Seven Western Australian harness racing legends were inducted into The West Australian Racing Industry Hall of Fame last night, before an audience of more than 450 people, at a gala function at Perth’s Convention Centre.
Heading the list was Australia’s representative in the 2011 World Driver’s Championship, Chris Lewis and he was joined by legendary Western Australian trainers Cliff Clarke and Bill Johnson.
A further three horses were inducted headed by four-time WA Pacing Cup winners Village Kid and Pure Steel and the champion mare Daintys Daughter.
Dr Ern Manea, former President of the International Trotting Association, Australian Harness Racing Council, Inter Dominion Harness Racing Council and WA Trotting Association was inducted in the Category of Associate.
There were also seven thoroughbred inductions in jockey’s John Miller, Frank “Tiger” Moore trainer Bob Burns Snr and champion gallopers in Aquanita, Placid Ark, Jolly Beggar and leading thoroughbred owner from the 1920’s in Paddy Connolly.
Champion distance greyhound Afro Freeway and greyhound trainer Grant Langston were also inducted at the tri-code function.
Chris Lewis
Chris Lewis is the only Western Australian to drive more than 4000 winners and has won more State Premierships than any other Australian reinsman. He has driven 100 or more winners in a season on 22 occasions and has won more than 40 Group One status races.
He is the only Western Australian to won two Inter Dominions after the success of Carclew in 1976 and Village Kid in 1986.
Lewis has won eight Perth Driver’s Premierships and has an unprecedented 27 successive Top Five finishes on the Perth Premiership between the 1983/84 and 2009/10.
He has won a total of 14 State Drivers Premierships surpassing the previous record of 13 shared by Fred R Kersley (WA), Ross Sugars (SA) and Tony Turnbull (NSW).

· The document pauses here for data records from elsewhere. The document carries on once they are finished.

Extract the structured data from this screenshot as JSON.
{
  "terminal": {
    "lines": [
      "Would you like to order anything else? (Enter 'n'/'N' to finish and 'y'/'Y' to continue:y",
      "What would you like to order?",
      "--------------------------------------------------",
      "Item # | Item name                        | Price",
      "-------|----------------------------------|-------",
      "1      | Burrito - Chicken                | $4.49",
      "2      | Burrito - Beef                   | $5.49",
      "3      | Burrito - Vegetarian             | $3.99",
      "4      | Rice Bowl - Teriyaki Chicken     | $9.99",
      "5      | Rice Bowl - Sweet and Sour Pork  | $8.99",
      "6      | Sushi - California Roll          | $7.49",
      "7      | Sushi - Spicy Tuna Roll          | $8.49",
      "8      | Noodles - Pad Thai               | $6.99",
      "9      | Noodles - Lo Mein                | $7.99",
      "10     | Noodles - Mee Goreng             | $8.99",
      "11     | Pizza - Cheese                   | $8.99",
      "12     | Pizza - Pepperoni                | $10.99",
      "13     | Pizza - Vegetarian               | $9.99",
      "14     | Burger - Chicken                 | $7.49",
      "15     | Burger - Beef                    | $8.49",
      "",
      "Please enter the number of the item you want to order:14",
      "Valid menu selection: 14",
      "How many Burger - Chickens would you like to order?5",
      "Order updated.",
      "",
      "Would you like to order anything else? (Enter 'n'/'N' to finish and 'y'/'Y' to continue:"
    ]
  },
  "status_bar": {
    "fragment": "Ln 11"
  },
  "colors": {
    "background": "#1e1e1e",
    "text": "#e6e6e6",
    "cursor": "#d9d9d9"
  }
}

Lewis earned further national honours in 1995 when he beat Victorian ace Chris Alford to claim Australia’s Leading Driver Title (wins) with a then Australian Record tally of 211 winners.
Cliff Clarke
Cliff Clarke had few peers as a trainer, heading the Perth Trainers List six times. Only the legendary Frank Kersley - seven premierships - bettered Clarke’s record between 1924 and 1952.
Clarke trained 390 Perth winners during this period while Kersley trained 366.
Only Fred R Kersley and Frank Kersley have won more Perth Trainers Premierships than Clarke.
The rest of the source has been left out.